Contributed by Carol Rose, ACLU of Massachusetts Executive Director and "On Liberty" blogger

Unless you are Native American or a descendent of slaves, your ancestors most likely were immigrants to this country.

Perhaps your family came here seeking religious liberty or fleeing persecution. Or maybe they came for economic reasons -- because staying home meant a life of grinding poverty, at best, and starvation at worst. Whatever the specific reasons, those who came to these shores were in search of a better future for themselves and for their children. They ended up building a nation -- for all of us.

Given this common American experience, it always strikes me as odd (or at least exceedingly ahistorical) when our nation falls under the grip of anti-immigrant hysteria.

The most recent incarnation of anti-immigrant backlash was the passage in Arizona ofbone-headed legislation that will require police officers to ask people for their papers based on some undefined "reasonable suspicion" that they are in the country unlawfully.

It's a law that invites racial profiling in the worst way. On what other basis than race will a police officer suspect that someone is not legally present in the United States? The Arizona law will lead to targeting of Latinos (including American citizens and lawful permanent residents) with mass sweeps and enforcement operations.

So it was heartening to see the Boston City Council and Mayor Tom Menino take a stand against the Arizona law last week -- denouncing Arizona's race-baiting policies, while reaffirming our city's commitment to America's values of fairness and equality. The Worcester City Council is considering a similar measure, and, while opposing a boycott,Governor Patrick blasted the Arizona law.
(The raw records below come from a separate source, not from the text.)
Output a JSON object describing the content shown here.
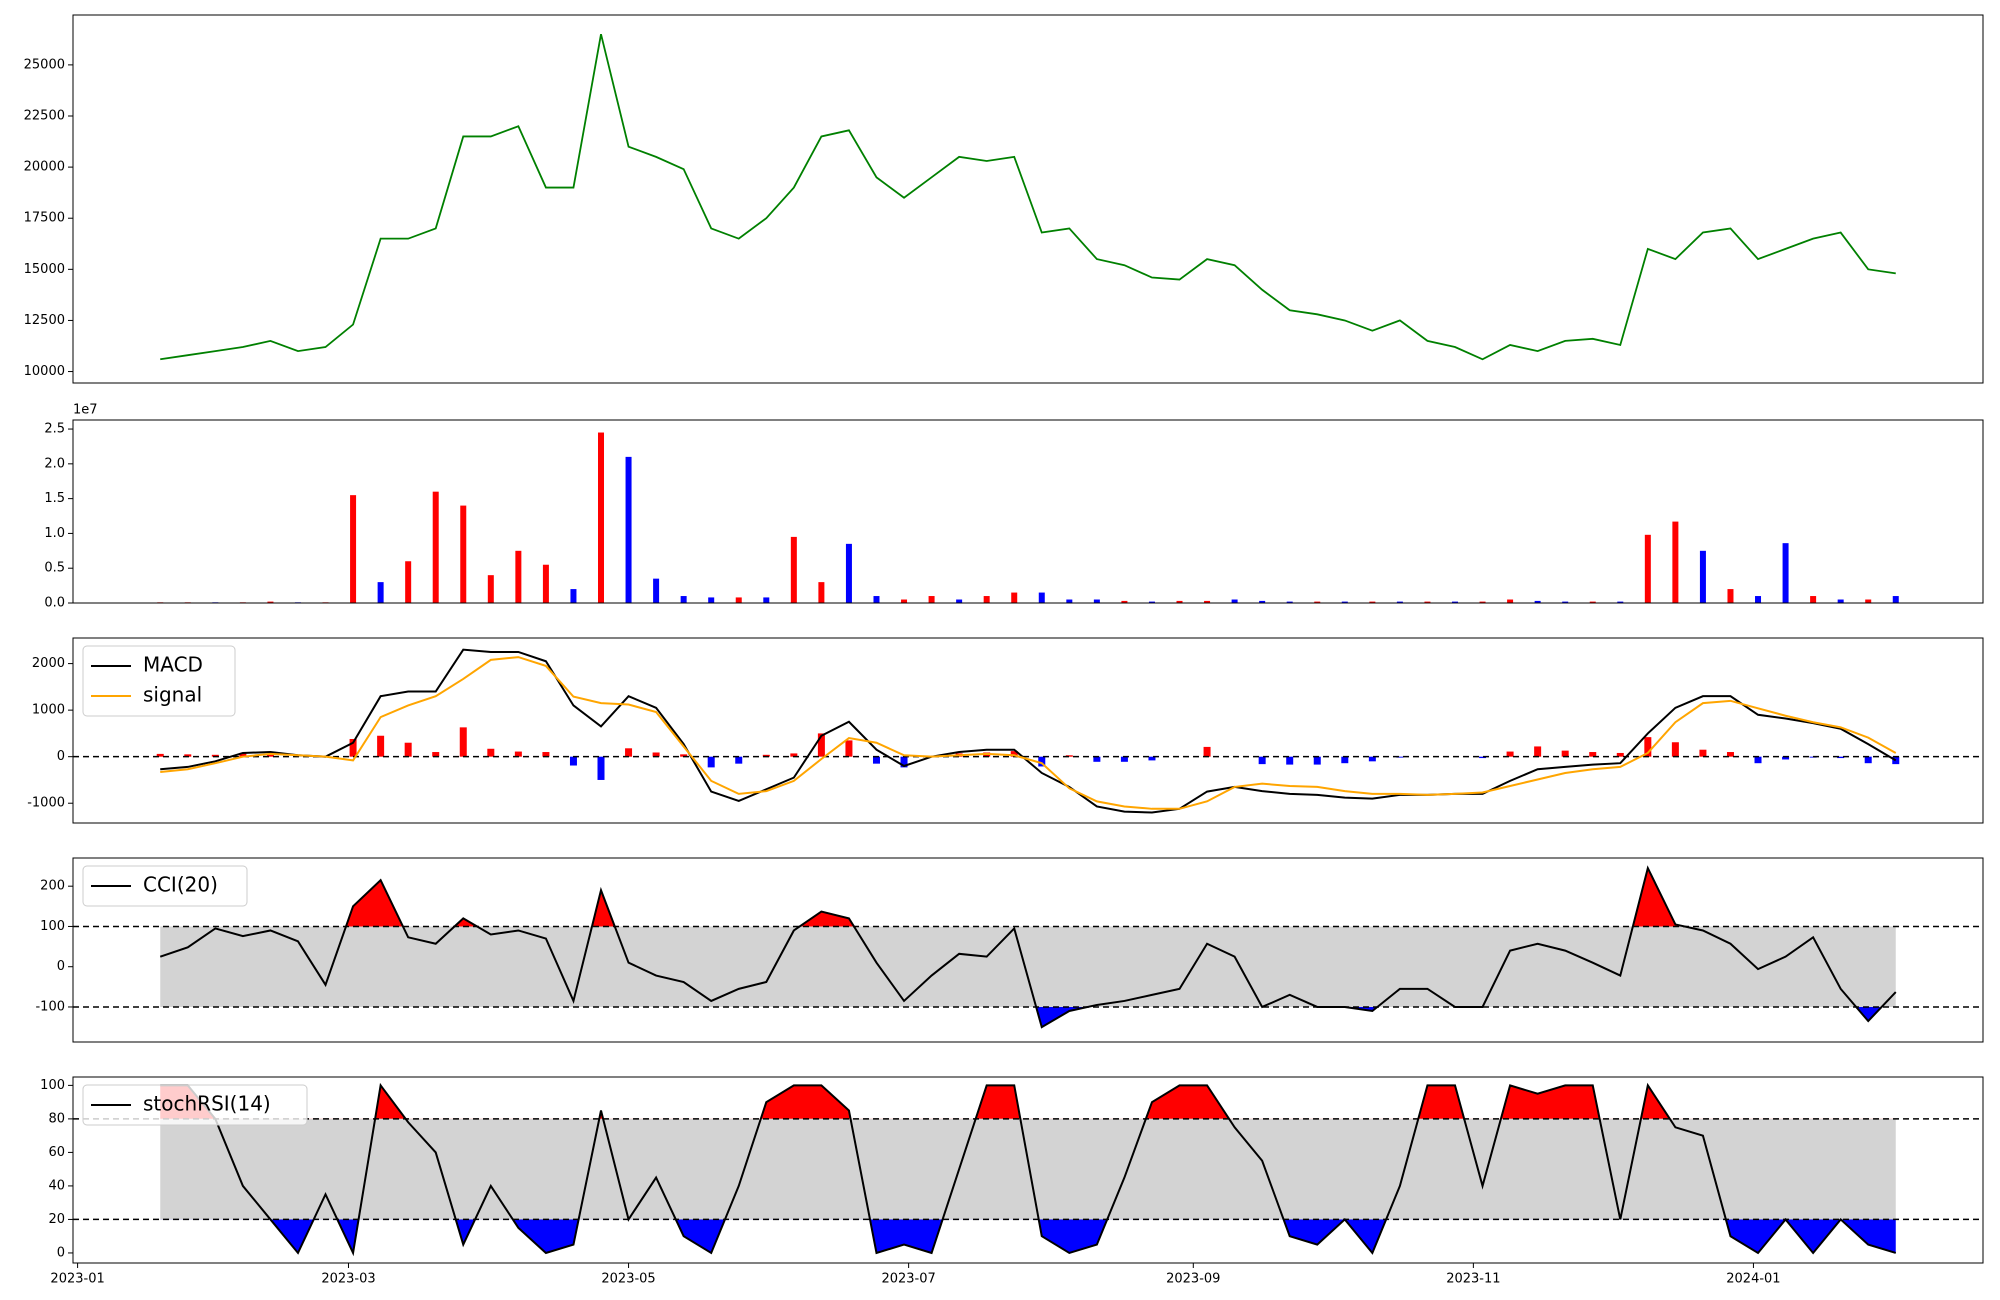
{
  "chart_data": [
    {
      "type": "line",
      "x": [
        18,
        24,
        30,
        36,
        42,
        48,
        54,
        60,
        66,
        72,
        78,
        84,
        90,
        96,
        102,
        108,
        114,
        120,
        126,
        132,
        138,
        144,
        150,
        156,
        162,
        168,
        174,
        180,
        186,
        192,
        198,
        204,
        210,
        216,
        222,
        228,
        234,
        240,
        246,
        252,
        258,
        264,
        270,
        276,
        282,
        288,
        294,
        300,
        306,
        312,
        318,
        324,
        330,
        336,
        342,
        348,
        354,
        360,
        366,
        372,
        378,
        384,
        390,
        396
      ],
      "values": [
        10600,
        10800,
        11000,
        11200,
        11500,
        11000,
        11200,
        12300,
        16500,
        16500,
        17000,
        21500,
        21500,
        22000,
        19000,
        19000,
        26500,
        21000,
        20500,
        19900,
        17000,
        16500,
        17500,
        19000,
        21500,
        21800,
        19500,
        18500,
        19500,
        20500,
        20300,
        20500,
        16800,
        17000,
        15500,
        15200,
        14600,
        14500,
        15500,
        15200,
        14000,
        13000,
        12800,
        12500,
        12000,
        12500,
        11500,
        11200,
        10600,
        11300,
        11000,
        11500,
        11600,
        11300,
        16000,
        15500,
        16800,
        17000,
        15500,
        16000,
        16500,
        16800,
        15000,
        14800
      ],
      "color": "green",
      "xlim": [
        -1,
        415
      ],
      "ylim": [
        9440,
        27440
      ],
      "yticks": [
        10000,
        12500,
        15000,
        17500,
        20000,
        22500,
        25000
      ]
    },
    {
      "type": "bar",
      "x": [
        18,
        24,
        30,
        36,
        42,
        48,
        54,
        60,
        66,
        72,
        78,
        84,
        90,
        96,
        102,
        108,
        114,
        120,
        126,
        132,
        138,
        144,
        150,
        156,
        162,
        168,
        174,
        180,
        186,
        192,
        198,
        204,
        210,
        216,
        222,
        228,
        234,
        240,
        246,
        252,
        258,
        264,
        270,
        276,
        282,
        288,
        294,
        300,
        306,
        312,
        318,
        324,
        330,
        336,
        342,
        348,
        354,
        360,
        366,
        372,
        378,
        384,
        390,
        396
      ],
      "values": [
        100000,
        100000,
        100000,
        100000,
        200000,
        100000,
        100000,
        15500000,
        3000000,
        6000000,
        16000000,
        14000000,
        4000000,
        7500000,
        5500000,
        2000000,
        24500000,
        21000000,
        3500000,
        1000000,
        800000,
        800000,
        800000,
        9500000,
        3000000,
        8500000,
        1000000,
        500000,
        1000000,
        500000,
        1000000,
        1500000,
        1500000,
        500000,
        500000,
        300000,
        200000,
        300000,
        300000,
        500000,
        300000,
        200000,
        200000,
        200000,
        200000,
        200000,
        200000,
        200000,
        200000,
        500000,
        300000,
        200000,
        200000,
        200000,
        9800000,
        11700000,
        7500000,
        2000000,
        1000000,
        8600000,
        1000000,
        500000,
        500000,
        1000000
      ],
      "colors": [
        "red",
        "red",
        "blue",
        "red",
        "red",
        "blue",
        "red",
        "red",
        "blue",
        "red",
        "red",
        "red",
        "red",
        "red",
        "red",
        "blue",
        "red",
        "blue",
        "blue",
        "blue",
        "blue",
        "red",
        "blue",
        "red",
        "red",
        "blue",
        "blue",
        "red",
        "red",
        "blue",
        "red",
        "red",
        "blue",
        "blue",
        "blue",
        "red",
        "blue",
        "red",
        "red",
        "blue",
        "blue",
        "blue",
        "red",
        "blue",
        "red",
        "blue",
        "red",
        "blue",
        "red",
        "red",
        "blue",
        "blue",
        "red",
        "blue",
        "red",
        "red",
        "blue",
        "red",
        "blue",
        "blue",
        "red",
        "blue",
        "red",
        "blue"
      ],
      "xlim": [
        -1,
        415
      ],
      "ylim": [
        0,
        26300000
      ],
      "offset_label": "1e7",
      "yticks": [
        {
          "value": 0,
          "label": "0.0"
        },
        {
          "value": 5000000,
          "label": "0.5"
        },
        {
          "value": 10000000,
          "label": "1.0"
        },
        {
          "value": 15000000,
          "label": "1.5"
        },
        {
          "value": 20000000,
          "label": "2.0"
        },
        {
          "value": 25000000,
          "label": "2.5"
        }
      ]
    },
    {
      "type": "macd",
      "x": [
        18,
        24,
        30,
        36,
        42,
        48,
        54,
        60,
        66,
        72,
        78,
        84,
        90,
        96,
        102,
        108,
        114,
        120,
        126,
        132,
        138,
        144,
        150,
        156,
        162,
        168,
        174,
        180,
        186,
        192,
        198,
        204,
        210,
        216,
        222,
        228,
        234,
        240,
        246,
        252,
        258,
        264,
        270,
        276,
        282,
        288,
        294,
        300,
        306,
        312,
        318,
        324,
        330,
        336,
        342,
        348,
        354,
        360,
        366,
        372,
        378,
        384,
        390,
        396
      ],
      "series": [
        {
          "name": "MACD",
          "color": "black",
          "values": [
            -270,
            -220,
            -100,
            80,
            100,
            30,
            0,
            300,
            1300,
            1400,
            1400,
            2300,
            2250,
            2250,
            2050,
            1100,
            650,
            1300,
            1050,
            270,
            -750,
            -950,
            -700,
            -450,
            450,
            750,
            150,
            -200,
            0,
            100,
            150,
            150,
            -350,
            -650,
            -1070,
            -1180,
            -1200,
            -1120,
            -750,
            -650,
            -740,
            -800,
            -820,
            -880,
            -900,
            -820,
            -820,
            -800,
            -800,
            -520,
            -270,
            -220,
            -170,
            -140,
            500,
            1050,
            1300,
            1300,
            900,
            820,
            720,
            600,
            270,
            -80
          ]
        },
        {
          "name": "signal",
          "color": "orange",
          "values": [
            -330,
            -270,
            -140,
            0,
            60,
            30,
            0,
            -80,
            850,
            1100,
            1300,
            1670,
            2080,
            2140,
            1950,
            1290,
            1150,
            1120,
            960,
            220,
            -520,
            -800,
            -740,
            -520,
            -50,
            400,
            300,
            30,
            0,
            30,
            60,
            30,
            -140,
            -680,
            -960,
            -1070,
            -1120,
            -1120,
            -960,
            -650,
            -580,
            -630,
            -650,
            -740,
            -800,
            -800,
            -820,
            -800,
            -770,
            -630,
            -490,
            -350,
            -270,
            -220,
            80,
            740,
            1150,
            1200,
            1040,
            880,
            740,
            630,
            410,
            80
          ]
        }
      ],
      "histogram": {
        "up_color": "red",
        "down_color": "blue",
        "values": [
          60,
          50,
          40,
          80,
          40,
          0,
          0,
          380,
          450,
          300,
          100,
          630,
          170,
          110,
          100,
          -190,
          -500,
          180,
          90,
          50,
          -230,
          -150,
          40,
          70,
          500,
          350,
          -150,
          -230,
          0,
          70,
          90,
          120,
          -210,
          30,
          -110,
          -110,
          -80,
          0,
          210,
          0,
          -160,
          -170,
          -170,
          -140,
          -100,
          -20,
          0,
          0,
          -30,
          110,
          220,
          130,
          100,
          80,
          420,
          310,
          150,
          100,
          -140,
          -60,
          -20,
          -30,
          -140,
          -160
        ]
      },
      "hlines": [
        0
      ],
      "legend": "upper left",
      "xlim": [
        -1,
        415
      ],
      "ylim": [
        -1425,
        2550
      ],
      "yticks": [
        -1000,
        0,
        1000,
        2000
      ]
    },
    {
      "type": "oscillator",
      "x": [
        18,
        24,
        30,
        36,
        42,
        48,
        54,
        60,
        66,
        72,
        78,
        84,
        90,
        96,
        102,
        108,
        114,
        120,
        126,
        132,
        138,
        144,
        150,
        156,
        162,
        168,
        174,
        180,
        186,
        192,
        198,
        204,
        210,
        216,
        222,
        228,
        234,
        240,
        246,
        252,
        258,
        264,
        270,
        276,
        282,
        288,
        294,
        300,
        306,
        312,
        318,
        324,
        330,
        336,
        342,
        348,
        354,
        360,
        366,
        372,
        378,
        384,
        390,
        396
      ],
      "series": [
        {
          "name": "CCI(20)",
          "color": "black",
          "values": [
            25,
            48,
            95,
            76,
            90,
            63,
            -45,
            150,
            215,
            73,
            57,
            120,
            80,
            90,
            70,
            -85,
            190,
            10,
            -22,
            -38,
            -85,
            -55,
            -38,
            90,
            137,
            120,
            10,
            -85,
            -22,
            32,
            25,
            95,
            -150,
            -110,
            -95,
            -85,
            -70,
            -55,
            57,
            25,
            -100,
            -70,
            -100,
            -100,
            -110,
            -55,
            -55,
            -100,
            -100,
            40,
            57,
            40,
            10,
            -22,
            245,
            105,
            90,
            57,
            -6,
            25,
            73,
            -55,
            -135,
            -63
          ]
        }
      ],
      "thresholds": [
        -100,
        100
      ],
      "band_color": "lightgray",
      "upper_color": "red",
      "lower_color": "blue",
      "legend": "upper left",
      "xlim": [
        -1,
        415
      ],
      "ylim": [
        -187,
        270
      ],
      "yticks": [
        -100,
        0,
        100,
        200
      ]
    },
    {
      "type": "oscillator",
      "x": [
        18,
        24,
        30,
        36,
        42,
        48,
        54,
        60,
        66,
        72,
        78,
        84,
        90,
        96,
        102,
        108,
        114,
        120,
        126,
        132,
        138,
        144,
        150,
        156,
        162,
        168,
        174,
        180,
        186,
        192,
        198,
        204,
        210,
        216,
        222,
        228,
        234,
        240,
        246,
        252,
        258,
        264,
        270,
        276,
        282,
        288,
        294,
        300,
        306,
        312,
        318,
        324,
        330,
        336,
        342,
        348,
        354,
        360,
        366,
        372,
        378,
        384,
        390,
        396
      ],
      "series": [
        {
          "name": "stochRSI(14)",
          "color": "black",
          "values": [
            100,
            100,
            80,
            40,
            20,
            0,
            35,
            0,
            100,
            78,
            60,
            5,
            40,
            15,
            0,
            5,
            85,
            20,
            45,
            10,
            0,
            40,
            90,
            100,
            100,
            85,
            0,
            5,
            0,
            50,
            100,
            100,
            10,
            0,
            5,
            45,
            90,
            100,
            100,
            75,
            55,
            10,
            5,
            20,
            0,
            40,
            100,
            100,
            40,
            100,
            95,
            100,
            100,
            20,
            100,
            75,
            70,
            10,
            0,
            20,
            0,
            20,
            5,
            0
          ]
        }
      ],
      "thresholds": [
        20,
        80
      ],
      "band_color": "lightgray",
      "upper_color": "red",
      "lower_color": "blue",
      "legend": "upper left",
      "xlim": [
        -1,
        415
      ],
      "ylim": [
        -6,
        105
      ],
      "yticks": [
        0,
        20,
        40,
        60,
        80,
        100
      ],
      "xticks": [
        {
          "value": 0,
          "label": "2023-01"
        },
        {
          "value": 59,
          "label": "2023-03"
        },
        {
          "value": 120,
          "label": "2023-05"
        },
        {
          "value": 181,
          "label": "2023-07"
        },
        {
          "value": 243,
          "label": "2023-09"
        },
        {
          "value": 304,
          "label": "2023-11"
        },
        {
          "value": 365,
          "label": "2024-01"
        }
      ]
    }
  ]
}
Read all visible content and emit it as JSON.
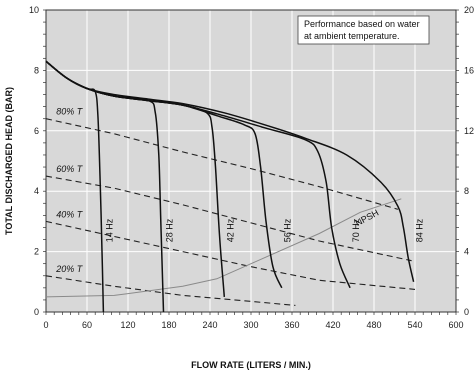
{
  "chart_data": {
    "type": "line",
    "xlabel": "FLOW RATE (LITERS / MIN.)",
    "ylabel": "TOTAL DISCHARGED HEAD (BAR)",
    "xlim": [
      0,
      600
    ],
    "ylim": [
      0,
      10
    ],
    "y2lim": [
      0,
      20
    ],
    "x_ticks": [
      0,
      60,
      120,
      180,
      240,
      300,
      360,
      420,
      480,
      540,
      600
    ],
    "y_ticks": [
      0,
      2,
      4,
      6,
      8,
      10
    ],
    "y2_ticks": [
      "0",
      "4",
      "8",
      "12",
      "16",
      "20"
    ],
    "grid": true,
    "annotation": "Performance based on water at ambient temperature.",
    "speed_curves": [
      {
        "label": "14 Hz",
        "points": [
          [
            0,
            8.3
          ],
          [
            30,
            7.75
          ],
          [
            60,
            7.4
          ],
          [
            72,
            7.3
          ],
          [
            76,
            6.5
          ],
          [
            79,
            4.5
          ],
          [
            82,
            2
          ],
          [
            84,
            0
          ]
        ]
      },
      {
        "label": "28 Hz",
        "points": [
          [
            0,
            8.3
          ],
          [
            30,
            7.75
          ],
          [
            60,
            7.4
          ],
          [
            100,
            7.15
          ],
          [
            150,
            7.0
          ],
          [
            160,
            6.6
          ],
          [
            165,
            5.2
          ],
          [
            168,
            3
          ],
          [
            172,
            0
          ]
        ]
      },
      {
        "label": "42 Hz",
        "points": [
          [
            0,
            8.3
          ],
          [
            30,
            7.75
          ],
          [
            60,
            7.4
          ],
          [
            100,
            7.15
          ],
          [
            150,
            7.0
          ],
          [
            200,
            6.85
          ],
          [
            235,
            6.6
          ],
          [
            243,
            6.1
          ],
          [
            248,
            4.8
          ],
          [
            254,
            2.5
          ],
          [
            261,
            0.5
          ]
        ]
      },
      {
        "label": "56 Hz",
        "points": [
          [
            0,
            8.3
          ],
          [
            30,
            7.75
          ],
          [
            60,
            7.4
          ],
          [
            100,
            7.15
          ],
          [
            150,
            7.0
          ],
          [
            200,
            6.85
          ],
          [
            250,
            6.5
          ],
          [
            290,
            6.2
          ],
          [
            306,
            5.9
          ],
          [
            314,
            4.8
          ],
          [
            322,
            3.0
          ],
          [
            332,
            1.5
          ],
          [
            345,
            0.8
          ]
        ]
      },
      {
        "label": "70 Hz",
        "points": [
          [
            0,
            8.3
          ],
          [
            30,
            7.75
          ],
          [
            60,
            7.4
          ],
          [
            100,
            7.15
          ],
          [
            150,
            7.0
          ],
          [
            200,
            6.85
          ],
          [
            260,
            6.5
          ],
          [
            320,
            6.1
          ],
          [
            380,
            5.7
          ],
          [
            398,
            5.3
          ],
          [
            410,
            4.3
          ],
          [
            418,
            2.8
          ],
          [
            430,
            1.6
          ],
          [
            445,
            0.8
          ]
        ]
      },
      {
        "label": "84 Hz",
        "points": [
          [
            0,
            8.3
          ],
          [
            30,
            7.75
          ],
          [
            60,
            7.4
          ],
          [
            100,
            7.2
          ],
          [
            150,
            7.05
          ],
          [
            200,
            6.9
          ],
          [
            260,
            6.6
          ],
          [
            320,
            6.2
          ],
          [
            380,
            5.75
          ],
          [
            440,
            5.2
          ],
          [
            490,
            4.3
          ],
          [
            515,
            3.5
          ],
          [
            523,
            2.8
          ],
          [
            530,
            1.8
          ],
          [
            538,
            1.0
          ]
        ]
      }
    ],
    "temperature_curves": [
      {
        "label": "80% T",
        "points": [
          [
            0,
            6.4
          ],
          [
            100,
            5.9
          ],
          [
            200,
            5.3
          ],
          [
            300,
            4.75
          ],
          [
            400,
            4.15
          ],
          [
            515,
            3.4
          ]
        ]
      },
      {
        "label": "60% T",
        "points": [
          [
            0,
            4.5
          ],
          [
            100,
            4.1
          ],
          [
            200,
            3.55
          ],
          [
            300,
            2.95
          ],
          [
            400,
            2.35
          ],
          [
            535,
            1.7
          ]
        ]
      },
      {
        "label": "40% T",
        "points": [
          [
            0,
            3.0
          ],
          [
            100,
            2.5
          ],
          [
            200,
            2.0
          ],
          [
            300,
            1.5
          ],
          [
            400,
            1.05
          ],
          [
            540,
            0.75
          ]
        ]
      },
      {
        "label": "20% T",
        "points": [
          [
            0,
            1.2
          ],
          [
            100,
            0.85
          ],
          [
            200,
            0.55
          ],
          [
            300,
            0.35
          ],
          [
            365,
            0.22
          ]
        ]
      }
    ],
    "npsh_curve": {
      "label": "NPSH",
      "points": [
        [
          0,
          0.5
        ],
        [
          100,
          0.55
        ],
        [
          200,
          0.85
        ],
        [
          250,
          1.1
        ],
        [
          300,
          1.6
        ],
        [
          400,
          2.6
        ],
        [
          460,
          3.3
        ],
        [
          520,
          3.75
        ]
      ]
    }
  }
}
If only all Massachusetts politicians were so enlightened!

In contrast to these patriotic stances -- and in a classic example of political pandering -- Massachusetts State Rep. Jeff Perry, last week filed a budget amendment that would have prevented anyone from receiving any federal, state or municipal public benefits without first having their lawful presence in the U.S. verified. Perry, who is vying for the Republican nomination to succeed Congressman William Delahunt, apparently thought that an anti-immigrant bill would boost his political fortunes among voters who forgot that their ancestors also were immigrants to this country.

Not to be out-dumbed, gubernatorial hopeful Charlie Baker tried to get in on the anti-immigrant action by announcing his support for a plan to require homeless people to show proof of residency before they could stay at a homeless shelter or take advantage of any public benefits. Baker had to back away from this scheme when someone pointed out that homeless people, by definition, don't have residences. Baker later said his shelter position was misrepresented, although it is hard to imagine how to represent it as anything other than crude political pandering.

Of course, Perry and Baker are also part of another American tradition: the one that coined the phrases: "No Irish Need Apply" and "Round up the usual (Italian) suspects".

These days, anti-immigrant sentiment directed against Irish and Italians would be political suicide. But Perry and Baker know that each new wave of immigrants faces persecution for a generation of two, and during that time short-sighted politicians can gain short-run votes by pandering to base anti-immigrant sentiments.

Fortunately, the Arizona law already is being challenged by a range of civil rights groups including the ACLU, as well as by businesses, citizens, and sports teams that understand and believe in the American dream.

So when Arizona says "show us your papers," let's show them our Constitution -- and ensure that what started in Arizona, stops in Arizona.